Several years ago and just before the club’s CEO banned me for life, I headlined Stockholm Comedy Club. I told the crowd that my daughter had discovered my snus addiction and demanded I quit. “Ok,” I told her, “but do you really want Daddy to start smoking crack again?”

It got the desired laugh, although two girls in the back row howled louder and longer than everyone else. So much so that they were still laughing over the setup to my next joke and now that the crowd was more aware of them than what I was saying, I had no choice but to pause and address them. As distractions go, people laughing too hard is a good problem to have.

Once one of them had calmed down enough to answer me, I told her I appreciated them laughing so hard but wondered why. “When you said ‘snus’,” she stammered, wiping tears from her eyes, “we thought you said ‘snooze’!”

I sighed. “Why do I bother?” I said, not trying to hide the bitterness in my voice. “I should just be up here saying ‘utfart!’ and ‘Masterkock!’” I just moved on from there.

Some might say that the whole point of standup is make people laugh. If that were true, at least for me, I would just include lots of Swedish words in my act, especially the ones that sound like naughty English words. My “career” would certainly benefit from it; there’s no shortage of expat comics here who don’t let snobbery get in the way of a laugh.
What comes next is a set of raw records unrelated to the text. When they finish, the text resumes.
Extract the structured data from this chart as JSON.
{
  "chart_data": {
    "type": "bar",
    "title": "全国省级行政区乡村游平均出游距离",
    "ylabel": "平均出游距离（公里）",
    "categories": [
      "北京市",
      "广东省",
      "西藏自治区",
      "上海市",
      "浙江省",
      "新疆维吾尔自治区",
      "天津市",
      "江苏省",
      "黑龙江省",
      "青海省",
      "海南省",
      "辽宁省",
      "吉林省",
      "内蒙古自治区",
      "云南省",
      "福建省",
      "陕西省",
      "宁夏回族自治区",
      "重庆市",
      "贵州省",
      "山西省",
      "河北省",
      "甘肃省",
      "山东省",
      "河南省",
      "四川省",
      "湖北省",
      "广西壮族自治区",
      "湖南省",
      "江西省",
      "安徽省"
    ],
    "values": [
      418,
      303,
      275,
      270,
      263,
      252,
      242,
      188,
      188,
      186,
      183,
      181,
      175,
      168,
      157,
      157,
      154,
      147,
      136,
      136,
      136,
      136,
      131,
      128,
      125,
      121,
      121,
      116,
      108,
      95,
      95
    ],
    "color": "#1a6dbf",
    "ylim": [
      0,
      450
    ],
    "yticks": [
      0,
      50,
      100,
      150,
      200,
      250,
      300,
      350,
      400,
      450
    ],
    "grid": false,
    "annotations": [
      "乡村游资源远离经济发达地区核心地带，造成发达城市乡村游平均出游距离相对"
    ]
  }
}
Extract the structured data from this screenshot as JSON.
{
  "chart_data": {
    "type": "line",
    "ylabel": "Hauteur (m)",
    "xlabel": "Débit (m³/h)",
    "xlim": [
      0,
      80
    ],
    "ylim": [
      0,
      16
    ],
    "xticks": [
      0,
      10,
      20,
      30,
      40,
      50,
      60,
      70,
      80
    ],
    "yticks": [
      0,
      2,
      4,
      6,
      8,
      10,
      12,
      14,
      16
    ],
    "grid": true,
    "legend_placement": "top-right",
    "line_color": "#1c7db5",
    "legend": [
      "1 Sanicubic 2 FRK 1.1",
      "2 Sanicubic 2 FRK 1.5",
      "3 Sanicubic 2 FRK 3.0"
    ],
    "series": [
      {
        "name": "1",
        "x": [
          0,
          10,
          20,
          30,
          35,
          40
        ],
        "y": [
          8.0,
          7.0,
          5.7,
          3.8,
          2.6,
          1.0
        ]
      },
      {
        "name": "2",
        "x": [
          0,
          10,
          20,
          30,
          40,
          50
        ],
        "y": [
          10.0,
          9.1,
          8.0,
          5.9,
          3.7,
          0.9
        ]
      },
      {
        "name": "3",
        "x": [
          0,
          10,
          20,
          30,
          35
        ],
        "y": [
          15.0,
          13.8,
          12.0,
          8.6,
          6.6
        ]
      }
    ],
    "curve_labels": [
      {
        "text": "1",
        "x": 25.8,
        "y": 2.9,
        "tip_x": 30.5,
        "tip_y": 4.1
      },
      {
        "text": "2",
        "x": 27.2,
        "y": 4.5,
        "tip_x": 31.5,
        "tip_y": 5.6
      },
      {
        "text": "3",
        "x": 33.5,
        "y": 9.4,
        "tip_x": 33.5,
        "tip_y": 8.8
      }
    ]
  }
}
In fact, during my first year when I’d reached the point I thought it was more fun to make the crowd uncomfortable and groan than to laugh, after a particularly nasty bit I said, “Oh right, you don’t want to hear this from me! I’m an English comic, you want to hear…” and then did purposefully awful jokes about utfart and slutstation. I wanted the crowd to laugh at how terrible they were, only to one day realize they were actually laughing at the jokes. They were laughing the wrong way and that made me want to strangle them, so I stopped doing those jokes.

Only to resurrect them years later, when hosting shows. They were meant to warm up the crowd and I still wanted them to laugh ironically, even though I knew that most people were legitimately laughing. I know it hurt my reputation with a few comics who didn’t even realize the whole thing was tongue-in-cheek – I was just yet another, typical expat comic. Nowadays, if you ever hear me do that routine at the start of the show, it tells you that I think the audience is shit and needs a kick in the ass. It’s a rare event, fortunately.


In the years after Dave Chappelle infamously walked away from filming the third season of his show on Comedy Central, he gave several different explanations. One of them was that he’d had an epiphany in the middle of filming a sketch. It was based on the idea of man having to make a choice, with an angel on one shoulder telling him to do the right thing while a devil on the other tempted him to be selfish. In the sketch, the angel was a “good” Black man, representing the best aspects of Black culture, while the devil was the embodiment of every bad, stereotypical depiction of Black men. He said that, during filming, he heard a white crew member laugh the wrong way, and he began to suspect his intention for the show to challenge people’s beliefs was instead doing the opposite.

Generally, when the crowd reacts in a way not anticipated by the comic, it isn’t a bad thing. You might write a setup-punchline joke, try it on stage, and the crowd laughs during the setup. That laugh might take away from the punchline. Maybe it’s a sign the punchline is too obvious or even unnecessary. It’s just another reason working out material on stage is so important, because writing at home is only going to take you so far.

Maybe for some comics, crowds can never laugh the wrong way, but not for me. I’ve performed in Swedish several times, but that was years ago. Other than not being as comfortable doing it, I don’t want the crowd to laugh at my dialect or when I mispronounce words. I want them to laugh at my jokes. If I didn’t care why they laugh, as long as they laugh, I’d be a Swedish act all the time.

So while I personally can’t say I’ve had an experience that compares to Chappelle’s, I did witness it happen to someone else. I once did a gig during a special event at a Business college in Stockholm. The students where all quite posh and quite white. After my set, I went to the back of the room to watch the others. A Black comic took the stage and his routine included act-outs of some of his Black friends back in the ‘hood. I noticed a group of white kids howling and looking at each other in a way that said, “Everything we think about those people is true!” They were laughing the wrong way.

I’m not going to moan (or even whinge) about it not being socially acceptable for white comics to do exaggerated, stereotypical characters of people of color anymore. But whenever I see a Black comic do a stereotypical Black character, or an Indian do an Indian, or Hispanic do a Hispanic, etc etc, I can’t help but wonder if the crowd is laughing the wrong way. After all, whites aren’t allowed to do it anymore because it keeps those stereotypes alive and we should let them die. You get a pass for mocking people in a protected group if you yourself belong to that group, but, again, I can’t help but wonder if that just keeps the stereotypes alive.

In any case, it’s not for me to decide what comics should or should not say. I can’t even make everyone believe that there is ever a wrong way for people to laugh. It’s just another limit for me to add to my already overburdened self.